Find a minimum spanning tree using Prim's Algorithm in FigureĀ 3.2.13.

Solution.

Begin by coloring the edges with the least weight.

  1. x_1x_2 has a weight of 2.

  2. x_3x_6 has a weight of 2.

  3. x_1x_4 has a weight of 3.

  4. x_5x_8 has a weight of 3.

  5. x_6x_8 has a weight of 3.

  6. x_10x_8 has a weight of 3.

Now we can connect the trees and the last two vertices.

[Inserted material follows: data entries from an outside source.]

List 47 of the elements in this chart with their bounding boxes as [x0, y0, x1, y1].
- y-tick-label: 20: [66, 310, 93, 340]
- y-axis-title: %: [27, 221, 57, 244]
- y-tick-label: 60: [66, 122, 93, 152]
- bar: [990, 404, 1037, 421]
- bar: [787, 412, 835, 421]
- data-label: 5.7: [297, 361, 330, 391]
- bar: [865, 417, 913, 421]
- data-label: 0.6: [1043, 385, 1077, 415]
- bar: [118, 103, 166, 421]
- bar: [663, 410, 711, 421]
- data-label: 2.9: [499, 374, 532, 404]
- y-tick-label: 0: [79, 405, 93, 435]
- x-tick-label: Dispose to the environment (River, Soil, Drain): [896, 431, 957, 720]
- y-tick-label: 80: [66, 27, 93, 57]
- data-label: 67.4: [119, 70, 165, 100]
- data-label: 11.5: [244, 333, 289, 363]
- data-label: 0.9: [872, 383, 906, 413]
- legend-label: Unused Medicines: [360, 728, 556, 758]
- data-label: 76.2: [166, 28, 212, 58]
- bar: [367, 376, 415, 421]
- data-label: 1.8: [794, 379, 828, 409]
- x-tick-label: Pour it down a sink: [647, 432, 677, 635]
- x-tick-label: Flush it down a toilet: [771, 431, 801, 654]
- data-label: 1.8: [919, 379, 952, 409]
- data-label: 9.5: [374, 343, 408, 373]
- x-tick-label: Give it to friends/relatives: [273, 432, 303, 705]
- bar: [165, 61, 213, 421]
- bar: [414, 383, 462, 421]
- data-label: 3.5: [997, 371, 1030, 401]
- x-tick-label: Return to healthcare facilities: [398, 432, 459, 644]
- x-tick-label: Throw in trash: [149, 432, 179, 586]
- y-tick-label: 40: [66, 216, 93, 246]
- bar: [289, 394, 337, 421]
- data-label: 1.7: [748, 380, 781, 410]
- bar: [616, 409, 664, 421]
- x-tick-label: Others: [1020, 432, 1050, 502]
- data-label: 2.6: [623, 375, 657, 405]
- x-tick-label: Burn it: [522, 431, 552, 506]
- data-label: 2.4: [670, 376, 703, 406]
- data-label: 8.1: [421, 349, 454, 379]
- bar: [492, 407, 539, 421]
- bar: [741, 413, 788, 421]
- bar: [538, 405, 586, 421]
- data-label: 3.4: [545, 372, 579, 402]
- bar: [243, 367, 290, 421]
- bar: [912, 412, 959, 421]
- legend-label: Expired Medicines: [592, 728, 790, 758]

  1. x_2x_5 has a weight of 4.

  2. x_10x_9 has a weight of 4.

  3. x_9x_7 has a weight of 4.

Thus a minimally weighted spanning tree is produced.

Problem 3.2.22.

Find a minimum spanning tree using Kruskal's Algorithm in FigureĀ 3.2.13.

Solution.

We begin with an empty set T. We choose x1x2 or x3x6 because they both have the least weight of 2.

Let's choose x1x2 add it to T. Then we look at edges incident with x1x2 and add the edge with the least weight to T.

We then look at edges incident to all edges in T, choose the edge with the least weight to add to T, and continue until every vertex is incident with an edge in T.

Below is the step-by-step building of T beginning with edge x1x2.

T = {x1x2}

T = {x1x2, x1x4}

T = {x1x4, x1x2, x2x5}

T = {x1x4, x1x2, x2x5, x5x8}

T = {x4x7, x1x4, X1x2, x2x5, x5x8}

T = {x7x9, x4x7, x1x4, X1x2, x2x5, x5x8}

T = {x9x10, x7x9, x4x7, x1x4, X1x2, x2x5, x5x8}

T = {x9x10, x7x9, x4x7, x1x4, X1x2, x2x5, x5x8, x8x6}

T = {x9x10, x7x9, x4x7, x1x4, X1x2, x2x5, x5x8, x8x6, x3x6}

Problem 3.2.24.

Is it possible to find a minimum spanning tree using Prim's Algorithm that is different from the previous one?

Solution.

Yes, generally. If a tree has edges of the same weight, you can create two distinct minimum spanning trees that are weighted the same.

Problem 3.2.25.

Conjecture conditions under which a minimal spanning tree would be unique.

Problem 3.2.26.

You and another employee are asked to find optimal networks. You find different solutions. How do you explain this to your boss?